In January 2010, the World Food Programme (WFP) closed its offices in Wajid, Buale, Garbahare, Afmadow, Jilib, and Beledweyne in southern Somalia, citing an escalation of attacks by armed groups. Al-Shabaab had demanded that the organization cease operations by January 1, 2010. In February 2010, Turki's group joined al-Shabaab.

In early November 2011, a spokesperson for the Kenyan military warned that Buale and nine other towns under al-Shabaab control would come under sustained attack. From late October to early November 2011, hundreds of families were forced to flee due to airstrikes by the Kenyan military.

===De jure capital of Jubaland===

In 2012, a plan was drawn up to establish Jubaland comprising three regions, the Gedo, the Middle Juba, and the Lower Juba. The Ogaden clan proposed that the state capital be located in Buale, in the Middle Juba. Meanwhile, the Marehan clan proposed Bardere, in the Gedo Region. The 2013 Interim Constitution of Jubaland designated Buale as the capital. However, Buale has occupied by Islamic armed groups, so this measure has no practical effect. Kismayo is the de facto capital of Jubaland.

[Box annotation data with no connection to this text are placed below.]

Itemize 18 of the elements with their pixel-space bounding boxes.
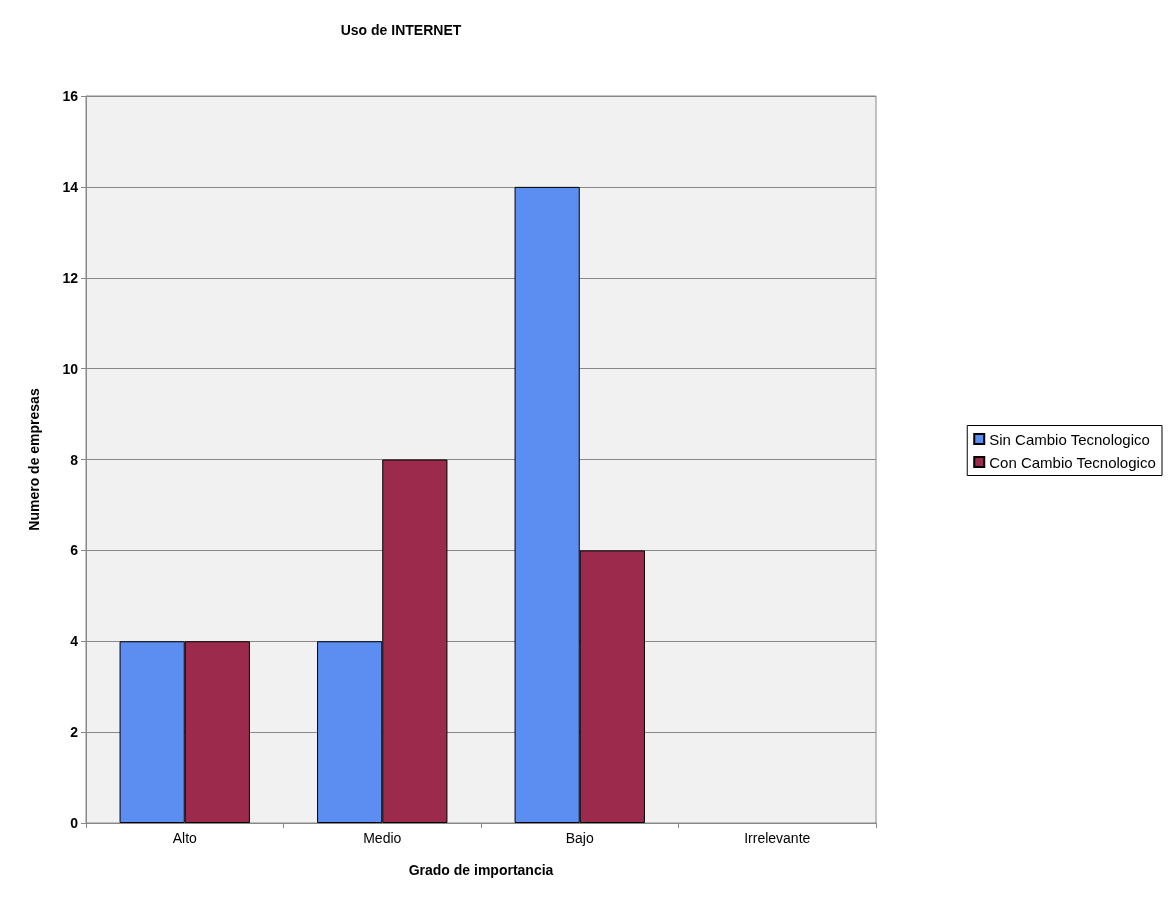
x-axis-title: Grado de importancia xyxy=(408,862,554,878)
y-tick-label: 2 xyxy=(70,724,79,741)
y-tick-label: 12 xyxy=(62,269,79,286)
y-tick-label: 4 xyxy=(70,633,79,650)
x-tick-label: Alto xyxy=(172,830,198,846)
y-tick-label: 14 xyxy=(62,178,79,195)
y-tick-label: 0 xyxy=(70,815,79,831)
legend-label: Con Cambio Tecnologico xyxy=(989,453,1156,471)
x-tick-label: Bajo xyxy=(565,830,594,846)
y-axis-title: Numero de empresas xyxy=(26,388,42,531)
y-tick-label: 6 xyxy=(70,542,79,559)
legend-label: Sin Cambio Tecnologico xyxy=(989,430,1150,448)
y-tick-label: 10 xyxy=(62,360,79,377)
y-tick-label: 8 xyxy=(70,451,79,468)
x-tick-label: Medio xyxy=(363,830,402,846)
y-tick-label: 16 xyxy=(62,88,79,104)
chart-title: Uso de INTERNET xyxy=(340,22,462,38)
x-tick-label: Irrelevante xyxy=(744,830,811,846)
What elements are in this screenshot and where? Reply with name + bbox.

In June 2014, al-Shabaab arrested about 100 women at a market in Buale, ordered them to wear the niqab, and warned that those who did not comply would be publicly flogged before releasing them. In October 2014, AMISOM announced that it was regaining control of some strongholds from al-Shabaab, which now controlled only six cities, including Buale.

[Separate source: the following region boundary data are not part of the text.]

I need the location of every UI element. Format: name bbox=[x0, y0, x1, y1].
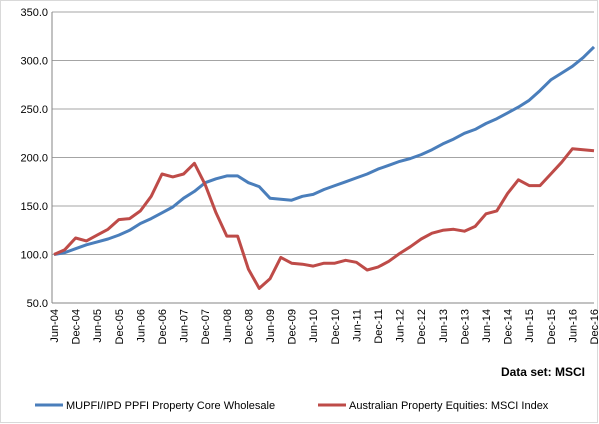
x-tick-label: Jun-14 bbox=[481, 309, 493, 343]
x-tick-label: Dec-15 bbox=[546, 309, 558, 344]
y-tick-label: 200.0 bbox=[20, 153, 48, 165]
y-tick-label: 50.0 bbox=[27, 298, 48, 310]
x-tick-label: Dec-11 bbox=[373, 309, 385, 344]
legend-label: MUPFI/IPD PPFI Property Core Wholesale bbox=[66, 400, 275, 412]
x-tick-label: Dec-12 bbox=[416, 309, 428, 344]
x-tick-label: Dec-13 bbox=[459, 309, 471, 344]
x-tick-label: Jun-06 bbox=[135, 309, 147, 343]
x-tick-label: Dec-04 bbox=[71, 309, 83, 344]
x-tick-label: Jun-09 bbox=[265, 309, 277, 343]
y-tick-label: 150.0 bbox=[20, 201, 48, 213]
x-tick-label: Jun-05 bbox=[92, 309, 104, 343]
x-tick-label: Dec-16 bbox=[589, 309, 599, 344]
x-tick-label: Jun-07 bbox=[179, 309, 191, 343]
y-tick-label: 350.0 bbox=[20, 7, 48, 19]
x-tick-label: Dec-06 bbox=[157, 309, 169, 344]
x-tick-label: Dec-10 bbox=[330, 309, 342, 344]
x-tick-label: Dec-05 bbox=[114, 309, 126, 344]
line-series bbox=[53, 45, 596, 256]
annotation: Data set: MSCI bbox=[501, 365, 585, 379]
legend-label: Australian Property Equities: MSCI Index bbox=[349, 400, 549, 412]
x-tick-label: Jun-11 bbox=[351, 309, 363, 342]
x-tick-label: Dec-09 bbox=[287, 309, 299, 344]
y-tick-label: 100.0 bbox=[20, 250, 48, 262]
x-tick-label: Dec-14 bbox=[503, 309, 515, 344]
x-tick-label: Jun-13 bbox=[438, 309, 450, 343]
y-tick-label: 250.0 bbox=[20, 104, 48, 116]
line-series bbox=[53, 147, 595, 290]
x-tick-label: Jun-10 bbox=[308, 309, 320, 343]
x-tick-label: Dec-08 bbox=[243, 309, 255, 344]
x-tick-label: Jun-12 bbox=[395, 309, 407, 343]
x-tick-label: Jun-04 bbox=[49, 309, 61, 343]
x-tick-label: Jun-08 bbox=[222, 309, 234, 343]
x-tick-label: Jun-16 bbox=[567, 309, 579, 343]
x-tick-label: Dec-07 bbox=[200, 309, 212, 344]
x-tick-label: Jun-15 bbox=[524, 309, 536, 343]
y-tick-label: 300.0 bbox=[20, 56, 48, 68]
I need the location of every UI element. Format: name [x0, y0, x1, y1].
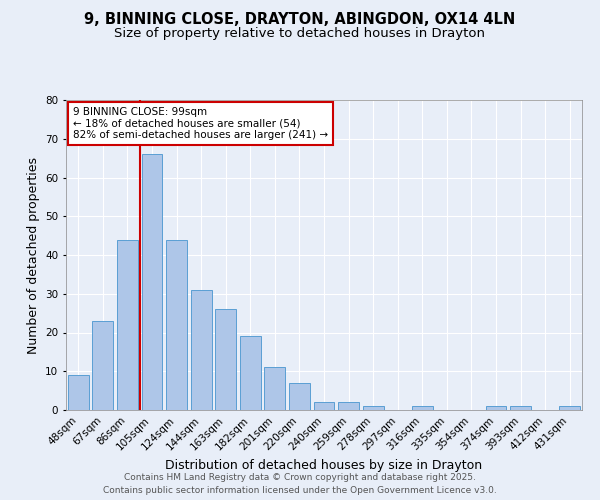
Bar: [412, 406, 433, 410]
Bar: [68, 375, 89, 410]
X-axis label: Distribution of detached houses by size in Drayton: Distribution of detached houses by size …: [166, 458, 482, 471]
Text: Size of property relative to detached houses in Drayton: Size of property relative to detached ho…: [115, 28, 485, 40]
Bar: [559, 406, 580, 410]
Bar: [338, 402, 359, 410]
Bar: [117, 240, 138, 410]
Text: 9, BINNING CLOSE, DRAYTON, ABINGDON, OX14 4LN: 9, BINNING CLOSE, DRAYTON, ABINGDON, OX1…: [85, 12, 515, 28]
Bar: [362, 406, 383, 410]
Bar: [240, 336, 261, 410]
Bar: [92, 321, 113, 410]
Bar: [265, 368, 286, 410]
Text: 9 BINNING CLOSE: 99sqm
← 18% of detached houses are smaller (54)
82% of semi-det: 9 BINNING CLOSE: 99sqm ← 18% of detached…: [73, 107, 328, 140]
Text: Contains HM Land Registry data © Crown copyright and database right 2025.
Contai: Contains HM Land Registry data © Crown c…: [103, 474, 497, 495]
Bar: [314, 402, 334, 410]
Y-axis label: Number of detached properties: Number of detached properties: [26, 156, 40, 354]
Bar: [289, 383, 310, 410]
Bar: [191, 290, 212, 410]
Bar: [510, 406, 531, 410]
Bar: [485, 406, 506, 410]
Bar: [166, 240, 187, 410]
Bar: [215, 309, 236, 410]
Bar: [142, 154, 163, 410]
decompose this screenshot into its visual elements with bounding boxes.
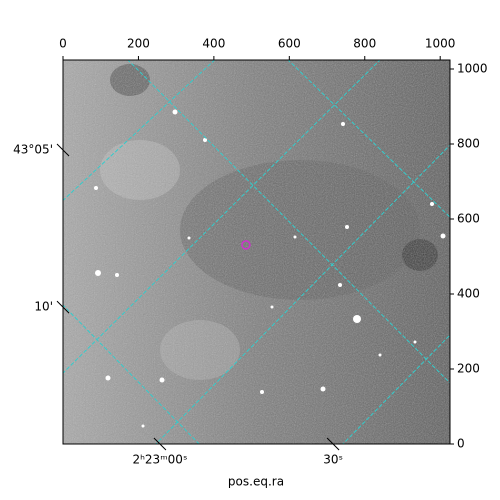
y-tick-label: 1000 bbox=[457, 62, 488, 76]
x-tick-label: 800 bbox=[353, 37, 376, 51]
sky-image bbox=[63, 60, 450, 444]
y-tick-label: 0 bbox=[457, 437, 465, 451]
world-x-tick-label: 30ˢ bbox=[323, 453, 343, 467]
x-axis-label: pos.eq.ra bbox=[228, 475, 284, 489]
x-tick-label: 1000 bbox=[425, 37, 456, 51]
x-tick-label: 400 bbox=[202, 37, 225, 51]
target-marker bbox=[241, 240, 251, 250]
world-x-tick bbox=[153, 437, 167, 451]
x-tick-label: 600 bbox=[278, 37, 301, 51]
y-tick-label: 800 bbox=[457, 137, 480, 151]
x-tick-label: 200 bbox=[127, 37, 150, 51]
world-y-tick bbox=[56, 300, 70, 314]
world-y-tick bbox=[56, 143, 70, 157]
y-tick-label: 200 bbox=[457, 362, 480, 376]
x-tick-label: 0 bbox=[59, 37, 67, 51]
y-tick-label: 600 bbox=[457, 212, 480, 226]
plot-frame bbox=[62, 59, 451, 445]
world-y-tick-label: 10' bbox=[34, 300, 53, 314]
world-y-tick-label: 43°05' bbox=[13, 143, 53, 157]
world-x-tick-label: 2ʰ23ᵐ00ˢ bbox=[132, 453, 187, 467]
y-tick-label: 400 bbox=[457, 287, 480, 301]
world-x-tick bbox=[326, 437, 340, 451]
coordinate-grid bbox=[63, 60, 450, 444]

In March 2019, an airstrike on an Al-Shabaab military camp in Buale killed several commanders. In May 2019, it was reported that the vast majority of foreign fighters had left Jilib and Buale. In July 2019, Al-Shabaab executed a man in Buale, accusing him of practicing sorcery.

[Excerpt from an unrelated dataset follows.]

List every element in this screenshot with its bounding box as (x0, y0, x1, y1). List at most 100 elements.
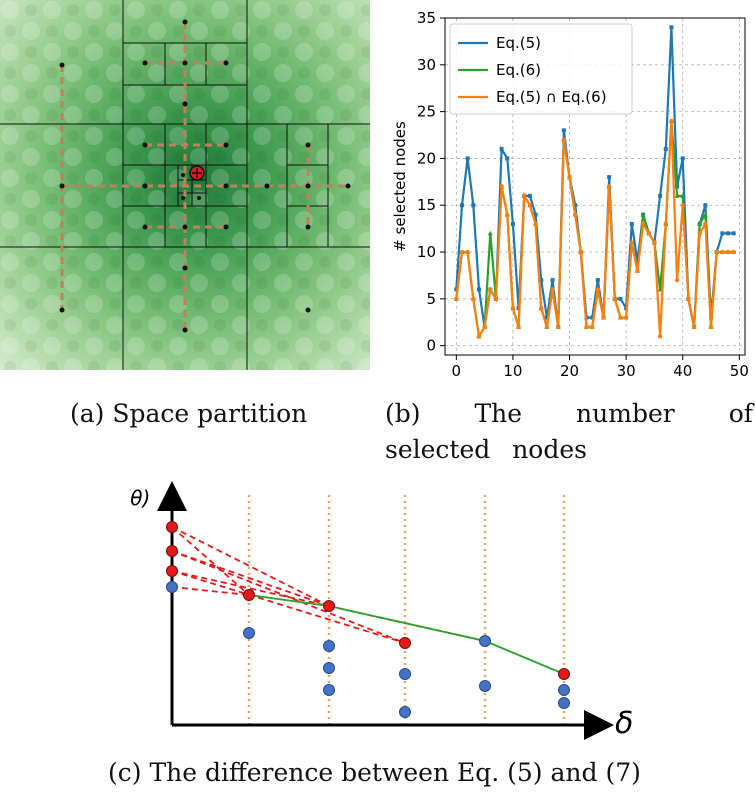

In March 2020, reports emerged of a conflict between Al-Shabaab leader Ahmed Diriye and his sub-commander Mahad Karate. According to unconfirmed reports, Diriye called Karate's subordinates to Buale and had them killed. On August 28, 2020, Jubaland forces launched an attack on the Buale district, which is under Al-Shabaab control.

In March 2021, five people accused of spying by al-Shabaab were executed in Buale.

As of April 2022, it has been reported that al-Shabaab is based in Jilib and controls Buale and Saakow.

In May 2023, al-Shabaab publicly executed five people in Buale on charges of espionage. In early October 2023, airstrikes carried out by fighter jets and drones believed to belong to the Kenya Defense Forces (KDF) took place in the Buare district. From October to December 2023, heavy rains during the rainy season caused severe flooding in Buale and the surrounding areas.

In October 2025, the Somali government announced that one of the co-founders of al-Shabaab had been killed in a precision airstrike in Buale.

In February 2026, Somalia’s National Intelligence and Security Agency (NISA) conducted an operation in the Arabow area of Buale, killing eight militants and destroying a key Al-Shabaab facility.